Didn't leave anything important out. After I read, she stood up turn to walk to her desk, and with her back to me she said,'you sound like you blamed yourself.' Then she sat down and asked 'so, when do you want to schedule your next appt?' It was instantly a different atmosphere. I was a bit shocked and had just used my voice for the first time so I was emotional. I just got up and left. No more discussion, no feedback, nothing.

Went back for my next session and that's when she said all the things I previously mentioned. So bizarre!

Gizmo and Brat, thank you for the encouragement about how I've handled it. Please don't be deceived though. I spent 12 days crying, screaming, shaking my fist at God, fretting, trying to use every coping strategy I had and then some, because it just hurt so bad. Having my motives questioned really hurt-especially mixed with the emotion of having just shared a piece of my story.

I prayed, journaled, talked to a close friend to try to constructively combat the yuck I was feeling and finally was able to take a deep breath and look into the mirror at me. It was sort of a 'serenity prayer' moment. I realized that I did have some responsibility in the situation.
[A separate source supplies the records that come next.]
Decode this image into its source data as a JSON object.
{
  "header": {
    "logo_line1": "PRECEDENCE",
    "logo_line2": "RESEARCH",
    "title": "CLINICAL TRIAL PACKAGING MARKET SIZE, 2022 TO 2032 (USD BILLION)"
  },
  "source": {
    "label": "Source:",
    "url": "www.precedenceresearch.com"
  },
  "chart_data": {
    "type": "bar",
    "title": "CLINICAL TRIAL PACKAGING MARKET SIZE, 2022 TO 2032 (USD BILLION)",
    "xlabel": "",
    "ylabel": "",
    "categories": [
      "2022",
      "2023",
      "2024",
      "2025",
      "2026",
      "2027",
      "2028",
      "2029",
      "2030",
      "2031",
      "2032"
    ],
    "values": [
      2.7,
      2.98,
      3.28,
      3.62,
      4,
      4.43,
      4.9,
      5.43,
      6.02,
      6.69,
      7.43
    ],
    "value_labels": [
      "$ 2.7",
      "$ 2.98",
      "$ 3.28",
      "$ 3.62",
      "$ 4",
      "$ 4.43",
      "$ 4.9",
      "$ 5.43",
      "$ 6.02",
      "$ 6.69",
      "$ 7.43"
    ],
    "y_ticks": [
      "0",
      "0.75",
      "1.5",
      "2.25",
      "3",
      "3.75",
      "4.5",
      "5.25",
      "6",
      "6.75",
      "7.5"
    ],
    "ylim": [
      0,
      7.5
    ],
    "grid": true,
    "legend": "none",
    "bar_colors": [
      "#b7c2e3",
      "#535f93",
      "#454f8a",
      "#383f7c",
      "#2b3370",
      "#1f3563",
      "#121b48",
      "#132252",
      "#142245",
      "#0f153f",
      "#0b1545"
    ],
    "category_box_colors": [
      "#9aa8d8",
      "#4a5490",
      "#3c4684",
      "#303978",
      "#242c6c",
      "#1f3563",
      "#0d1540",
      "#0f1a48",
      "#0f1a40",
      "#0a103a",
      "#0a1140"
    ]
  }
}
Simply put, I was reacting to fear instead doing it scared. I also came to terms with the fact my T was wrong about some things and that while they hurt, it didn't make her bad. It made her human.

it has given me a new resolve to get well and be more proactive. I'm learning to advocate better for myself too. I feel competent and capable more than before. I'm accepting the fact I have PTSD finally-after having the diagnosis for 4 years.

I'm grateful that this bad situation has helped me get to a better place. It doesn't always happen that way, but it did this time.

Oh and last but not least, it motivated me to find this site!